HARARE, ZIMBABWE —
Voting for Zimbabwe's elections got underway this week with special early voting by police and security agents. That voting extended to a third day Tuesday - one more than originally scheduled - in what appears to be a violation of the constitution. The prime minister’s party says it will go to court in an effort to have the votes nullified.
The development prompted Prime Minister Morgan Tsvangirai’s Movement for Democratic Change [MDC] party to say it has lost faith in the Zimbabwe Electoral Commission [ZEC].
Finance Minister Tendai Biti, a senior official of the MDC, said he was taking ZEC to court over the extension.
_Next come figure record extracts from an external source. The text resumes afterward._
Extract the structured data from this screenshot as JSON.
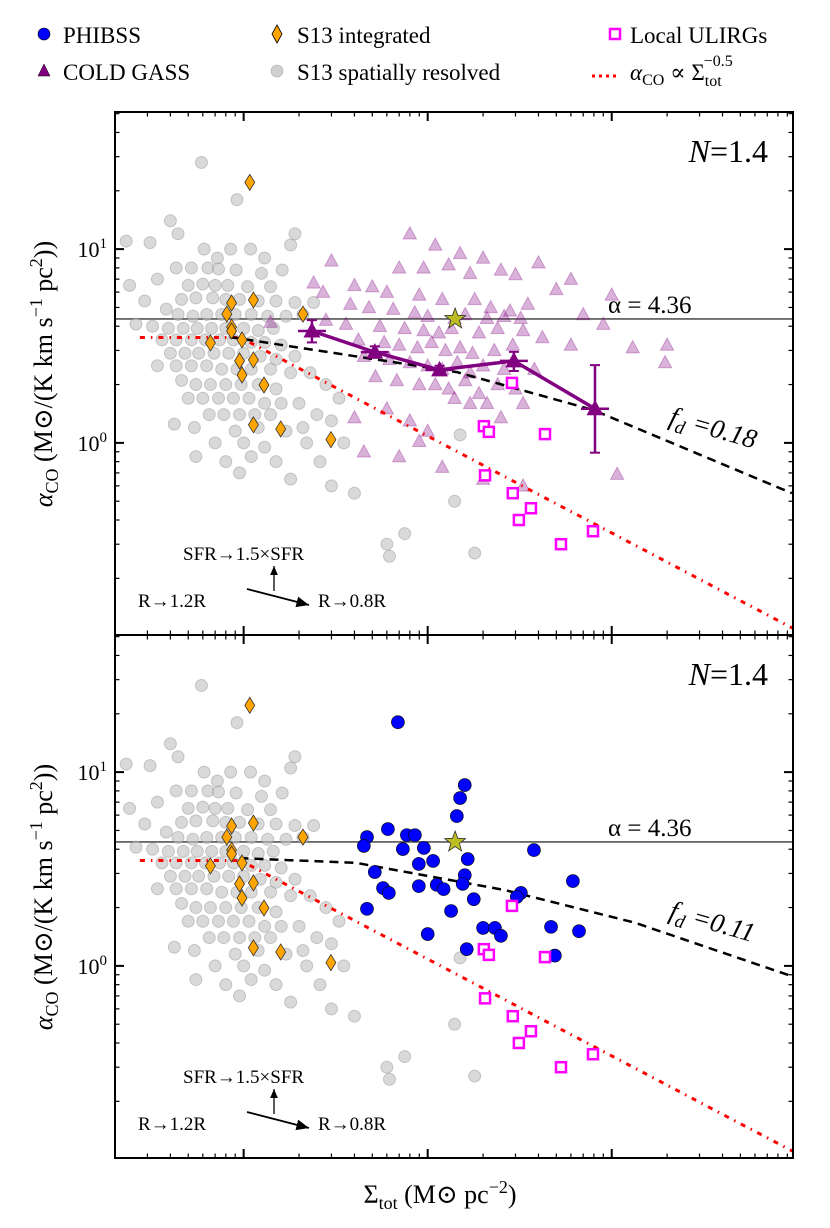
{
  "legend": {
    "phibss": "PHIBSS",
    "cold_gass": "COLD GASS",
    "s13_integrated": "S13 integrated",
    "s13_resolved": "S13 spatially resolved",
    "ulirgs": "Local ULIRGs",
    "relation": {
      "alpha": "α",
      "alpha_sub": "CO",
      "prop": " ∝ ",
      "sigma": "Σ",
      "sigma_sub": "tot",
      "sigma_sup": "−0.5"
    }
  },
  "panels": [
    {
      "n_var": "N",
      "n_eq": "=1.4",
      "hline_label": "α = 4.36",
      "fd_f": "f",
      "fd_sub": "d",
      "fd_eq": " =0.18",
      "arrow_sfr": "SFR→1.5×SFR",
      "arrow_r_up": "R→1.2R",
      "arrow_r_down": "R→0.8R"
    },
    {
      "n_var": "N",
      "n_eq": "=1.4",
      "hline_label": "α = 4.36",
      "fd_f": "f",
      "fd_sub": "d",
      "fd_eq": " =0.11",
      "arrow_sfr": "SFR→1.5×SFR",
      "arrow_r_up": "R→1.2R",
      "arrow_r_down": "R→0.8R"
    }
  ],
  "axes": {
    "xlabel": {
      "sigma": "Σ",
      "sub": "tot",
      "rest": " (M⊙ pc",
      "sup": "−2",
      "end": ")"
    },
    "ylabel": {
      "alpha": "α",
      "sub": "CO",
      "rest": " (M⊙/(K km s",
      "sup1": "−1",
      "rest2": " pc",
      "sup2": "2",
      "end": "))"
    },
    "yticks": [
      {
        "value": 10,
        "base": "10",
        "exp": "1"
      },
      {
        "value": 1,
        "base": "10",
        "exp": "0"
      }
    ]
  },
  "colors": {
    "phibss": "#0000ff",
    "cold_gass": "#800080",
    "s13_integrated": "#ffa500",
    "s13_resolved": "#c0c0c0",
    "ulirgs": "#ff00ff",
    "relation": "#ff0000",
    "star": "#bcbd22",
    "fd": "#000000",
    "hline": "#555555"
  },
  "chart_data": {
    "type": "scatter",
    "xscale": "log",
    "yscale": "log",
    "xlim": [
      2.0,
      9660
    ],
    "ylim": [
      0.102,
      51
    ],
    "x_major_ticks": [
      10,
      100,
      1000
    ],
    "y_major_ticks": [
      1,
      10
    ],
    "hline": 4.36,
    "panel_series": [
      [
        "s13_resolved",
        "cold_gass",
        "relation",
        "fd_curve_0",
        "cold_gass_binned",
        "s13_integrated",
        "ulirgs",
        "star"
      ],
      [
        "s13_resolved",
        "relation",
        "fd_curve_1",
        "phibss",
        "s13_integrated",
        "ulirgs",
        "star"
      ]
    ],
    "relation": {
      "alpha0": 3.5,
      "sigma_break": 9.6,
      "slope": -0.5,
      "sigma_start": 2.73
    },
    "fd_curve_0": [
      [
        8.4,
        3.52
      ],
      [
        70.6,
        2.58
      ],
      [
        144,
        2.32
      ],
      [
        791,
        1.48
      ],
      [
        9530,
        0.55
      ]
    ],
    "fd_curve_1": [
      [
        9.5,
        3.6
      ],
      [
        41,
        3.4
      ],
      [
        263,
        2.46
      ],
      [
        1337,
        1.67
      ],
      [
        9660,
        0.88
      ]
    ],
    "star": [
      [
        141,
        4.36
      ]
    ],
    "cold_gass_binned": [
      {
        "x": 23.5,
        "y": 3.78,
        "ylo": 3.3,
        "yhi": 4.3
      },
      {
        "x": 51.6,
        "y": 2.94,
        "ylo": 2.75,
        "yhi": 3.15
      },
      {
        "x": 116,
        "y": 2.38,
        "ylo": 2.25,
        "yhi": 2.5
      },
      {
        "x": 294,
        "y": 2.65,
        "ylo": 2.35,
        "yhi": 2.95
      },
      {
        "x": 811,
        "y": 1.5,
        "ylo": 0.89,
        "yhi": 2.52
      }
    ],
    "s13_integrated": [
      [
        10.8,
        22.1
      ],
      [
        8.6,
        5.27
      ],
      [
        11.3,
        5.46
      ],
      [
        8.1,
        4.62
      ],
      [
        8.6,
        3.96
      ],
      [
        8.6,
        3.78
      ],
      [
        9.8,
        3.4
      ],
      [
        6.6,
        3.28
      ],
      [
        21.0,
        4.62
      ],
      [
        9.5,
        2.65
      ],
      [
        11.3,
        2.68
      ],
      [
        9.8,
        2.24
      ],
      [
        12.9,
        1.99
      ],
      [
        11.3,
        1.24
      ],
      [
        15.9,
        1.18
      ],
      [
        29.8,
        1.04
      ]
    ],
    "ulirgs": [
      [
        287,
        2.04
      ],
      [
        202,
        1.22
      ],
      [
        215,
        1.14
      ],
      [
        434,
        1.11
      ],
      [
        205,
        0.68
      ],
      [
        290,
        0.55
      ],
      [
        364,
        0.46
      ],
      [
        313,
        0.4
      ],
      [
        530,
        0.3
      ],
      [
        791,
        0.35
      ]
    ],
    "phibss": [
      [
        68.9,
        18.1
      ],
      [
        159,
        8.57
      ],
      [
        150,
        7.35
      ],
      [
        144,
        5.93
      ],
      [
        60.8,
        5.08
      ],
      [
        46.8,
        4.62
      ],
      [
        45.0,
        4.16
      ],
      [
        77.1,
        4.73
      ],
      [
        85.2,
        4.73
      ],
      [
        73.3,
        4.01
      ],
      [
        95.3,
        4.06
      ],
      [
        165,
        3.56
      ],
      [
        107,
        3.48
      ],
      [
        89.5,
        3.36
      ],
      [
        378,
        3.96
      ],
      [
        51.6,
        3.05
      ],
      [
        159,
        2.94
      ],
      [
        155,
        2.65
      ],
      [
        89.5,
        2.58
      ],
      [
        112,
        2.62
      ],
      [
        122,
        2.49
      ],
      [
        57.2,
        2.52
      ],
      [
        61.5,
        2.38
      ],
      [
        615,
        2.74
      ],
      [
        321,
        2.38
      ],
      [
        305,
        2.27
      ],
      [
        178,
        2.21
      ],
      [
        46.8,
        1.97
      ],
      [
        134,
        1.92
      ],
      [
        200,
        1.57
      ],
      [
        232,
        1.57
      ],
      [
        250,
        1.43
      ],
      [
        468,
        1.59
      ],
      [
        664,
        1.51
      ],
      [
        100,
        1.46
      ],
      [
        163,
        1.22
      ],
      [
        491,
        1.13
      ]
    ],
    "cold_gass": [
      [
        80,
        12
      ],
      [
        110,
        10.5
      ],
      [
        150,
        9.5
      ],
      [
        200,
        9
      ],
      [
        70,
        8
      ],
      [
        95,
        8
      ],
      [
        130,
        8.3
      ],
      [
        170,
        7.5
      ],
      [
        250,
        7.8
      ],
      [
        300,
        7.4
      ],
      [
        400,
        8.5
      ],
      [
        500,
        6.2
      ],
      [
        600,
        7
      ],
      [
        1000,
        5.8
      ],
      [
        30,
        8.7
      ],
      [
        24,
        6.7
      ],
      [
        27,
        6
      ],
      [
        40,
        6.5
      ],
      [
        50,
        6.4
      ],
      [
        60,
        6
      ],
      [
        90,
        5.8
      ],
      [
        120,
        5.5
      ],
      [
        180,
        5.5
      ],
      [
        220,
        5
      ],
      [
        280,
        4.8
      ],
      [
        350,
        5.2
      ],
      [
        700,
        4.6
      ],
      [
        38,
        5.2
      ],
      [
        48,
        5
      ],
      [
        65,
        4.9
      ],
      [
        85,
        4.7
      ],
      [
        100,
        4.5
      ],
      [
        140,
        4.4
      ],
      [
        160,
        4.6
      ],
      [
        210,
        4.4
      ],
      [
        260,
        4.5
      ],
      [
        320,
        4.4
      ],
      [
        900,
        4.1
      ],
      [
        2000,
        3.2
      ],
      [
        28,
        4.3
      ],
      [
        36,
        4.1
      ],
      [
        55,
        4
      ],
      [
        75,
        3.9
      ],
      [
        95,
        3.8
      ],
      [
        115,
        3.7
      ],
      [
        135,
        3.9
      ],
      [
        190,
        3.7
      ],
      [
        240,
        3.9
      ],
      [
        330,
        3.8
      ],
      [
        420,
        3.5
      ],
      [
        600,
        3.2
      ],
      [
        1300,
        3.1
      ],
      [
        1950,
        2.6
      ],
      [
        42,
        3.4
      ],
      [
        58,
        3.3
      ],
      [
        70,
        3.2
      ],
      [
        88,
        3.1
      ],
      [
        105,
        3.3
      ],
      [
        125,
        3
      ],
      [
        150,
        3.1
      ],
      [
        175,
        2.9
      ],
      [
        230,
        3
      ],
      [
        290,
        3.2
      ],
      [
        45,
        2.8
      ],
      [
        62,
        2.7
      ],
      [
        80,
        2.6
      ],
      [
        100,
        2.5
      ],
      [
        120,
        2.4
      ],
      [
        145,
        2.6
      ],
      [
        170,
        2.3
      ],
      [
        200,
        2.5
      ],
      [
        260,
        2.4
      ],
      [
        380,
        2.4
      ],
      [
        52,
        2.2
      ],
      [
        68,
        2.1
      ],
      [
        90,
        2
      ],
      [
        110,
        2
      ],
      [
        130,
        1.9
      ],
      [
        160,
        2.1
      ],
      [
        190,
        1.8
      ],
      [
        240,
        2
      ],
      [
        300,
        1.9
      ],
      [
        140,
        1.7
      ],
      [
        170,
        1.6
      ],
      [
        210,
        1.6
      ],
      [
        330,
        1.6
      ],
      [
        60,
        1.5
      ],
      [
        80,
        1.3
      ],
      [
        100,
        1.15
      ],
      [
        250,
        1.35
      ],
      [
        45,
        0.9
      ],
      [
        70,
        0.85
      ],
      [
        120,
        0.75
      ],
      [
        200,
        0.65
      ],
      [
        330,
        0.6
      ],
      [
        1070,
        0.69
      ],
      [
        90,
        1.02
      ],
      [
        40,
        1.35
      ],
      [
        14,
        4.2
      ]
    ],
    "s13_resolved": [
      [
        5.9,
        28
      ],
      [
        9.2,
        18
      ],
      [
        4.0,
        14
      ],
      [
        4.4,
        12
      ],
      [
        2.3,
        11
      ],
      [
        19,
        12
      ],
      [
        18,
        10.5
      ],
      [
        3.1,
        10.8
      ],
      [
        6.1,
        10
      ],
      [
        8.5,
        10
      ],
      [
        10.9,
        10
      ],
      [
        13,
        9
      ],
      [
        7.2,
        9
      ],
      [
        4.3,
        8
      ],
      [
        5.2,
        8
      ],
      [
        6.4,
        8
      ],
      [
        7.3,
        7.9
      ],
      [
        9.1,
        7.8
      ],
      [
        12.5,
        7.5
      ],
      [
        16.2,
        7.8
      ],
      [
        3.4,
        7
      ],
      [
        5.0,
        6.5
      ],
      [
        6.0,
        6.6
      ],
      [
        7.0,
        6.5
      ],
      [
        8.2,
        6.5
      ],
      [
        10.5,
        6.4
      ],
      [
        14,
        6.4
      ],
      [
        2.4,
        6.5
      ],
      [
        2.9,
        5.4
      ],
      [
        4.6,
        5.5
      ],
      [
        5.5,
        5.6
      ],
      [
        6.8,
        5.6
      ],
      [
        8.0,
        5.5
      ],
      [
        9.5,
        5.5
      ],
      [
        12,
        5.4
      ],
      [
        15,
        5.4
      ],
      [
        19,
        5.3
      ],
      [
        24,
        5.3
      ],
      [
        3.8,
        4.9
      ],
      [
        4.4,
        4.6
      ],
      [
        5.3,
        4.5
      ],
      [
        6.3,
        4.6
      ],
      [
        7.6,
        4.6
      ],
      [
        9.0,
        4.6
      ],
      [
        11,
        4.6
      ],
      [
        13.5,
        4.5
      ],
      [
        17,
        4.5
      ],
      [
        21,
        4.6
      ],
      [
        2.6,
        4.1
      ],
      [
        3.2,
        4.0
      ],
      [
        3.9,
        3.9
      ],
      [
        4.7,
        3.9
      ],
      [
        5.6,
        3.9
      ],
      [
        6.7,
        3.9
      ],
      [
        8.0,
        3.9
      ],
      [
        10,
        3.9
      ],
      [
        12,
        3.8
      ],
      [
        14.5,
        3.9
      ],
      [
        3.6,
        3.4
      ],
      [
        4.3,
        3.4
      ],
      [
        5.2,
        3.4
      ],
      [
        6.2,
        3.4
      ],
      [
        7.4,
        3.4
      ],
      [
        8.8,
        3.4
      ],
      [
        11,
        3.3
      ],
      [
        13,
        3.3
      ],
      [
        16,
        3.2
      ],
      [
        4.0,
        2.9
      ],
      [
        4.8,
        2.9
      ],
      [
        5.7,
        2.9
      ],
      [
        6.9,
        2.9
      ],
      [
        8.3,
        2.9
      ],
      [
        10,
        2.9
      ],
      [
        12.3,
        2.8
      ],
      [
        15,
        2.7
      ],
      [
        19,
        2.8
      ],
      [
        3.4,
        2.5
      ],
      [
        4.3,
        2.5
      ],
      [
        5.2,
        2.5
      ],
      [
        6.3,
        2.5
      ],
      [
        7.6,
        2.4
      ],
      [
        9.2,
        2.4
      ],
      [
        11,
        2.4
      ],
      [
        14,
        2.4
      ],
      [
        18,
        2.3
      ],
      [
        23,
        2.3
      ],
      [
        4.6,
        2.1
      ],
      [
        5.5,
        2.0
      ],
      [
        6.6,
        2.0
      ],
      [
        8.0,
        2.0
      ],
      [
        9.7,
        2.0
      ],
      [
        12,
        2.0
      ],
      [
        15,
        1.9
      ],
      [
        28,
        2.0
      ],
      [
        33,
        1.7
      ],
      [
        5.0,
        1.7
      ],
      [
        6.0,
        1.7
      ],
      [
        7.3,
        1.7
      ],
      [
        8.8,
        1.7
      ],
      [
        10.7,
        1.7
      ],
      [
        13,
        1.6
      ],
      [
        16,
        1.6
      ],
      [
        20,
        1.6
      ],
      [
        6.5,
        1.4
      ],
      [
        7.8,
        1.4
      ],
      [
        9.5,
        1.4
      ],
      [
        11.5,
        1.4
      ],
      [
        14,
        1.4
      ],
      [
        25,
        1.4
      ],
      [
        30,
        1.3
      ],
      [
        4.2,
        1.25
      ],
      [
        5.4,
        1.2
      ],
      [
        9,
        1.15
      ],
      [
        12,
        1.2
      ],
      [
        17,
        1.15
      ],
      [
        21,
        1.2
      ],
      [
        7,
        1.0
      ],
      [
        10,
        1.0
      ],
      [
        13,
        0.95
      ],
      [
        22,
        1.0
      ],
      [
        35,
        1.0
      ],
      [
        5.5,
        0.85
      ],
      [
        8,
        0.8
      ],
      [
        11,
        0.85
      ],
      [
        15,
        0.8
      ],
      [
        26,
        0.8
      ],
      [
        9.5,
        0.7
      ],
      [
        18,
        0.65
      ],
      [
        40,
        0.55
      ],
      [
        140,
        0.5
      ],
      [
        75,
        0.34
      ],
      [
        60,
        0.3
      ],
      [
        62,
        0.26
      ],
      [
        180,
        0.27
      ],
      [
        150,
        1.1
      ],
      [
        30,
        0.6
      ]
    ]
  }
}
“We have lost institutional faith in ZEC, despite our strong respect for individuals in it," said Biti. "We feel that the junta has taken over this process. ZEC is no longer in charge. There were 209 special polling stations across the country trying to service about 70,000 people. In three days they failed to do that."
The prime minister’s party also argues that ZEC inflated the number of security agents in order to rig the elections for President Robert Mugabe's ZANU-PF party.
The early voting is meant for security forces who will be working on the day when the population of Zimbabwe votes, July 31.
On Wednesday, Zimbabwe’s high court will hear an appeal from the MDC to have these early votes nullified.
Even before this controversy, the elections appeared beset by trouble. Last week, Biti warned that Zimbabwe was about $90 million short in election funding.
The elections, if they go through, are expected to end the power-sharing government formed by Mugabe and Tsvangirai after the violent and disputed 2008 elections.